Frozen "diet" dinners
Most frozen dinners claiming to be healthy can be loaded with sodium and artificial ingredients, and may not be nutritionally dense, Bouvier explained. "Many portions are too small and do not provide quality calories — the focus is on quantity of calories instead of quality," she said.
Instead, take the time to prepare meals made with lean proteins, high-fiber complex carbohydrates, quality fats, fruits and vegetables.
"I try to avoid anything that's disguised as a health food," Rebecca Lewis, registered dietitian at HelloFresh, told Mic via email. "Labels and packaging can be misleading to the average consumer, and the truth is in the nutrition label."
When fat is reduced or removed from foods, sugar and sodium are often added to boost flavor. "Be wary of low-fat foods when one of the first three ingredients list sugar," Lewis said. "Regularly eating too much sugar in your diet could lead to higher-than-normal levels of insulin in your blood. And in the long term, this will interfere with proper hormone signaling in the brain, including signaling of our hunger hormones."

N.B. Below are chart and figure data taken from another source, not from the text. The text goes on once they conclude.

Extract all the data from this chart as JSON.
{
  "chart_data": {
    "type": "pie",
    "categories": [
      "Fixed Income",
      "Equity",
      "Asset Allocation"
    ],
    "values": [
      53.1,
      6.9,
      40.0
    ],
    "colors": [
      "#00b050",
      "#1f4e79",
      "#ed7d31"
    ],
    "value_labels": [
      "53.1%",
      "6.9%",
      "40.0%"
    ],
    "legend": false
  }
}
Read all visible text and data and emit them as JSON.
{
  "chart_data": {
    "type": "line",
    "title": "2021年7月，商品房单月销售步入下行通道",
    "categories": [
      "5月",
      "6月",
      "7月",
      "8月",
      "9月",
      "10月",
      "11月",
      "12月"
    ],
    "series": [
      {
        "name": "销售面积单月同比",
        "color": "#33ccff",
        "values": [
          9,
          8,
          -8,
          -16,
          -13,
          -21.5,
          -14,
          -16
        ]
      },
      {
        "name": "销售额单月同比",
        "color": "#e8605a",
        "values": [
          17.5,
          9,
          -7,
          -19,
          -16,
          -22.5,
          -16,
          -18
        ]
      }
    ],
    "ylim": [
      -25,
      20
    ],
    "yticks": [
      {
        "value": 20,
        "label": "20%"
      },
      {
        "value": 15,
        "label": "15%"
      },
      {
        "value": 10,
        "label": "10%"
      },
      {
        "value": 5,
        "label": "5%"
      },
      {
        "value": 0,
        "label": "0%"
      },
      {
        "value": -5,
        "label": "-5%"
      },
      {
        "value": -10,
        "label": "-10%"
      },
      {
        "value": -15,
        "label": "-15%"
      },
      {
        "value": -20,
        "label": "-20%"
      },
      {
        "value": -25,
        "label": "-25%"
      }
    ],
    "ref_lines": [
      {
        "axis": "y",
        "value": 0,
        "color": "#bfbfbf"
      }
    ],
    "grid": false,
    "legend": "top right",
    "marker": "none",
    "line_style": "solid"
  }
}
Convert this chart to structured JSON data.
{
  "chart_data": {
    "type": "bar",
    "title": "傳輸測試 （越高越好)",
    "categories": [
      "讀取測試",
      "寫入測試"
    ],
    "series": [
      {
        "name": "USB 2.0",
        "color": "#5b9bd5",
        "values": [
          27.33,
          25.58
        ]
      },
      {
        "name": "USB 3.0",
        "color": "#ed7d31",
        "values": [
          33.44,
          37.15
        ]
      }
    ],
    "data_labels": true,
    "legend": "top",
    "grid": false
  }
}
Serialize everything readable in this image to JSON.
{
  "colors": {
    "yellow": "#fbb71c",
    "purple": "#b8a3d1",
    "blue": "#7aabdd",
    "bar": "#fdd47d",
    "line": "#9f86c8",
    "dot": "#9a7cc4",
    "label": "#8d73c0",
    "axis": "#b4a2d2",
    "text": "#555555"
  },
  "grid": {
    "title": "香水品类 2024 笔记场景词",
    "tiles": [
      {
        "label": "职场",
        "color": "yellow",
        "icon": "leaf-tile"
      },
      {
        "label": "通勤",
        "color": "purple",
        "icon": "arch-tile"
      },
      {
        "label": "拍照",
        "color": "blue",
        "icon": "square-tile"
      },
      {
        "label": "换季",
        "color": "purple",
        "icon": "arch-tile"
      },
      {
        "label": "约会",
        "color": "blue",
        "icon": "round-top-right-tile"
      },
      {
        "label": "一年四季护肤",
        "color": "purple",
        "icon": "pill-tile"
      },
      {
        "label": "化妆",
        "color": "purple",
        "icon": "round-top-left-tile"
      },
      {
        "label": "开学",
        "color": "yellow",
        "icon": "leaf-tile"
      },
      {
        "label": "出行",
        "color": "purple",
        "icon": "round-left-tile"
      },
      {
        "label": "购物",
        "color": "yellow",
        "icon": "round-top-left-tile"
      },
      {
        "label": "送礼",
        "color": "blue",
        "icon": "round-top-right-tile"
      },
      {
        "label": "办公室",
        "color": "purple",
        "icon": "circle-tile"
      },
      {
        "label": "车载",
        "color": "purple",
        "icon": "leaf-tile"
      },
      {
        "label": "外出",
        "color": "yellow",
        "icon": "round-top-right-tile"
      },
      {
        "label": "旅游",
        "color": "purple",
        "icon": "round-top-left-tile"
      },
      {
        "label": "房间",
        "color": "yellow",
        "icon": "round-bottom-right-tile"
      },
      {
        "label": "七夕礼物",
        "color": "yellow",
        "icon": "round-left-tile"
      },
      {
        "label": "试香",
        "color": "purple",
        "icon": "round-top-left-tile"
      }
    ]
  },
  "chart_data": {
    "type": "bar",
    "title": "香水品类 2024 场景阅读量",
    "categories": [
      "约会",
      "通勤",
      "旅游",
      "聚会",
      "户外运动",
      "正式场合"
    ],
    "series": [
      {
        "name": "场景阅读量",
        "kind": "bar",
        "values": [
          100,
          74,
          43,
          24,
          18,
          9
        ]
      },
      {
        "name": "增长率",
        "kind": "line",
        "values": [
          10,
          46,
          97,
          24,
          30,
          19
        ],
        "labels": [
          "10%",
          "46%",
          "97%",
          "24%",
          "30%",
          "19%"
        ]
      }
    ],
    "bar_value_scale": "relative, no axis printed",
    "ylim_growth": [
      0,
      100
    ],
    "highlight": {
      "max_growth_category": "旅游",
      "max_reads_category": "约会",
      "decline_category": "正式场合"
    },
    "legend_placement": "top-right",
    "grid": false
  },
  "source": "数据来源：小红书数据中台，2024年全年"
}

"While we all need to eat more fruits and veggies, and fruit juice does have fruit in it — what is missing is all the fiber that would normally go along with the fruit," Lewis said. "Even with a 100% fruit juice, what you end up consuming is a high-calorie and high-sugar drink — even with small 4-ounce portions!"
"Soda is on the top of my list because it provides absolutely nothing nutritionally speaking and it is incredibly easy to avoid," psychologist and nutrition coach Candice Seti told Mic via email. Seti suggested replacing soda with coffee or tea when seeking caffeine from the beverage, or seltzer with fruit if you love the bubbles.
"Drinking soda is basically like drinking simple sugar combined with chemicals," Seti said. Even diet soda, which may not have sugar, has artificial sweetener that can lead the imbiber to crave more sweets down the line.
Whether cured, smoked and salted, preserved meats are all on Seti's "no" list. "The most common suspects are bacon, sausage, hot dogs, salami and prepackaged lunch meats," she said, referencing the 2015 World Health Organization study that showed eating processed meat causes cancer.
"Do yourself a favor and limit most of these — reserving bacon for special occasions —and stick with unprocessed, grass-fed meat," Seti added.
High-fructose corn syrup
Like many other nutritionists, Seti avoids this ingredient. "HFCS is a manmade sweetener that is commonly found in processed foods and sodas," she said. "It is cheap and easy to access, thanks to our abundance of corn crops, so it is used a lot and is often a symbol of a cheap or low-quality food."
The biggest problem with HFCS, Seti explained, is it doesn't satiate our hunger hormones and can encourage you to keep eating. "That's great for the food companies, but terrible for your heart and your waistline," Seti said.
"A donut is a combination of all the worst things you can eat," Logie told Mic via email. "It's refined white flour deep-fried in artery-clogging trans fats and then covered in sugar or icing, which can [also] contain trans fats. They're easy to eat, provide no nutrition and make you hungry for more of them. Bad news all around."